Quantum computing startup IonQ has announced its road map for the next few years. “IonQ will deploy modular quantum computers small enough to be networked together in a datacenter, by 2023 and by 2025, they expect to achieve a broad quantum advantage,” said Peter Chapman, President and CEO in a blog announcement.
Based on Algorithmic Qubits metric
IonQ introduces a new benchmark, called Algorithmic Qubits. The company also introduced an Algorithmic Qubit Calculator to help customers to compare systems. IonQ’s roadmap is based on the Algorithmic Qubits metric. For the next few years, IonQ will focus on improving the quality of its quantum logic gate operations to continue to increase system AQ. The second focus of IonQ is to implement quantum error correction with low overhead and to scale the number of physical qubits to substantially boost system AQ further.
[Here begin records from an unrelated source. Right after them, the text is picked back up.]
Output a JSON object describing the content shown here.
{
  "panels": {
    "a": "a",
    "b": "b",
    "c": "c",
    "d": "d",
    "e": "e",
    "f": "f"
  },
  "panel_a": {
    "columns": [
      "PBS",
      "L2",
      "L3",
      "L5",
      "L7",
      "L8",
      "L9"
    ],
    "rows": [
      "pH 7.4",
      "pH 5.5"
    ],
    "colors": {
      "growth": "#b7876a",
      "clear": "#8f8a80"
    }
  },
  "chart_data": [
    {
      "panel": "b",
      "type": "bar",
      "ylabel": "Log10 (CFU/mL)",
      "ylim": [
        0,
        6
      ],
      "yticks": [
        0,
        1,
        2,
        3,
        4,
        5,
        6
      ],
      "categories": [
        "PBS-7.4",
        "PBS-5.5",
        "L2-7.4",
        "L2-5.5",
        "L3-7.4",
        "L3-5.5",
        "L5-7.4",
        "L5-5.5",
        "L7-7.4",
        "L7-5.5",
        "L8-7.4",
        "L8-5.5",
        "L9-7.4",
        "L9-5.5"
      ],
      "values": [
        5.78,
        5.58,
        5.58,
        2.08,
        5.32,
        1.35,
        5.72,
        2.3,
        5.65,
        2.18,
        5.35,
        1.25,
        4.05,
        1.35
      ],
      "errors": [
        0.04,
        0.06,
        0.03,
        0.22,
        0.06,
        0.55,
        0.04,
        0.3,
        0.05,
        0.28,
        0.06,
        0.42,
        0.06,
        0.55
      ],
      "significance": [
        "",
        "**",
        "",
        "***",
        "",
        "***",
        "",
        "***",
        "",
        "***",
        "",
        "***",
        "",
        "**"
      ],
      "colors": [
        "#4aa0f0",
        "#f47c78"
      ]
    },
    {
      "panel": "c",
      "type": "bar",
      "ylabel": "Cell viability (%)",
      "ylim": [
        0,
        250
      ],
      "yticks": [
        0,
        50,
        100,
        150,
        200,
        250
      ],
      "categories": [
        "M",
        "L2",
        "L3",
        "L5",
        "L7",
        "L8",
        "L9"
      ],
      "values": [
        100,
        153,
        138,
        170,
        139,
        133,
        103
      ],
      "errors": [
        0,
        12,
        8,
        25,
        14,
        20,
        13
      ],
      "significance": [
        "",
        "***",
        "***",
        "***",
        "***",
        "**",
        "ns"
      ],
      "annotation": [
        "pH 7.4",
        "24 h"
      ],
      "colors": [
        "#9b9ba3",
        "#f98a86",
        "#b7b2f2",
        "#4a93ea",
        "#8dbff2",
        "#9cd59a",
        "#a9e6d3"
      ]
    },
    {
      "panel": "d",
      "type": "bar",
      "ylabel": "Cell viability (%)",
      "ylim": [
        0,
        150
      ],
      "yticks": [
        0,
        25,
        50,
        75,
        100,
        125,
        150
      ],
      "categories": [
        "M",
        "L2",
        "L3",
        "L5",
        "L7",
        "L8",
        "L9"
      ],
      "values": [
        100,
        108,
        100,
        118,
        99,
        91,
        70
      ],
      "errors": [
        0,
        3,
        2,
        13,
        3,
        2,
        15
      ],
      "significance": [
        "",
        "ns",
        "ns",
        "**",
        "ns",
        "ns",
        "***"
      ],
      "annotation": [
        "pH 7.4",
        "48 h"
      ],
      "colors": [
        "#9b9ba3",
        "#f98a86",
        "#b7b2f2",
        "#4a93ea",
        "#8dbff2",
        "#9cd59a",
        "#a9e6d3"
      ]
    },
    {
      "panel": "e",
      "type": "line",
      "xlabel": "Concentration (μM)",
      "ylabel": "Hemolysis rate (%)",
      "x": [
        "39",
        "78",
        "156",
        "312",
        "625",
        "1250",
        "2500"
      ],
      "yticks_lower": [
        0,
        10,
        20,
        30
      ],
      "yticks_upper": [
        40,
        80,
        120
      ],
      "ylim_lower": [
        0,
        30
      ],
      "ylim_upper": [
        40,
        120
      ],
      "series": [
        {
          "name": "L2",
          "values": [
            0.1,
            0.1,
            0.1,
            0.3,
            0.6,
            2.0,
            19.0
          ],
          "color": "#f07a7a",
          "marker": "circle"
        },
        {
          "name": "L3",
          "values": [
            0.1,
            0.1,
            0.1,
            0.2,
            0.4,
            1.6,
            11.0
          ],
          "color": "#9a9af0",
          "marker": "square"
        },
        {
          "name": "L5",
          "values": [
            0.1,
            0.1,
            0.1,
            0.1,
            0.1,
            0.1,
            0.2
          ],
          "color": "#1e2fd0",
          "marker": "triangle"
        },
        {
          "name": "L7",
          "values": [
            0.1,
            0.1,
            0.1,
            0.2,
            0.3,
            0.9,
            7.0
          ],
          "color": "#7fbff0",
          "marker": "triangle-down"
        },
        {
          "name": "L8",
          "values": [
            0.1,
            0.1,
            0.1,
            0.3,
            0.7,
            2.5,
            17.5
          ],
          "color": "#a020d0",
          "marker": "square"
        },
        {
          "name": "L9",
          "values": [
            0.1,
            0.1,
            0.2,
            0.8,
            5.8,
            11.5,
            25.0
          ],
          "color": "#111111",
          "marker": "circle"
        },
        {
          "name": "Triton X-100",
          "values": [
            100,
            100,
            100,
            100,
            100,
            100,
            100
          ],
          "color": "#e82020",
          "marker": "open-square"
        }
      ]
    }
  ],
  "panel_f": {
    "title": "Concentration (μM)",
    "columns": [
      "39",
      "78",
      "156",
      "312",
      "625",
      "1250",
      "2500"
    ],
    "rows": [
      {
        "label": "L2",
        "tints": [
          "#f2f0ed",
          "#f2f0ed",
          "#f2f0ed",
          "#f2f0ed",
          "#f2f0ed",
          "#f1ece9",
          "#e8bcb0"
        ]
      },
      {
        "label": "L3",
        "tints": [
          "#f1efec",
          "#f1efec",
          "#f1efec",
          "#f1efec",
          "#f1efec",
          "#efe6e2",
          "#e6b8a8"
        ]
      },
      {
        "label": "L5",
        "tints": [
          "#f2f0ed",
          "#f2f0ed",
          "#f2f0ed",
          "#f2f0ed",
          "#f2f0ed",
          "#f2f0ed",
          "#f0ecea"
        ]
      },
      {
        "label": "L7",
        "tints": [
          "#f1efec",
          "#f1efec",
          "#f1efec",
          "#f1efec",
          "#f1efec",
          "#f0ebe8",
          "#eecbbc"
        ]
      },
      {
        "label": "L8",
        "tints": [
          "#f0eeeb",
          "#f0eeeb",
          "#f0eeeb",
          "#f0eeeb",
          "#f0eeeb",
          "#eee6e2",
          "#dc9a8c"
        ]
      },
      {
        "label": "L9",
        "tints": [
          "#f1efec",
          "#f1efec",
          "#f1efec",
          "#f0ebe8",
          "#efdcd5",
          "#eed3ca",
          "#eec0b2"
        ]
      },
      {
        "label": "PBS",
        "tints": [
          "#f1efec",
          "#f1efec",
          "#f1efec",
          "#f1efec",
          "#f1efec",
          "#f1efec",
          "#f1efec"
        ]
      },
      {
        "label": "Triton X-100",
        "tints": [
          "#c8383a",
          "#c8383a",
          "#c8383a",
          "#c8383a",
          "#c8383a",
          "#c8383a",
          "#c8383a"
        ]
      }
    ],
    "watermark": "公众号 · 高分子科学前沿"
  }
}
A single chip with the size of a half-dollar
Its systems will be powerful enough to achieve broad quantum advantage across a wide variety of use cases. The actual quantum chip is currently the size of a half-dollar and the company is now working on essentially putting the core of its technology on a single chip, with all of the optics that make its system work integrated.
IonQ has recently released 32 qubit system with 99.9% fidelity already features 22 Algorithmic Qubits, and this system is but the first of three new systems already in development.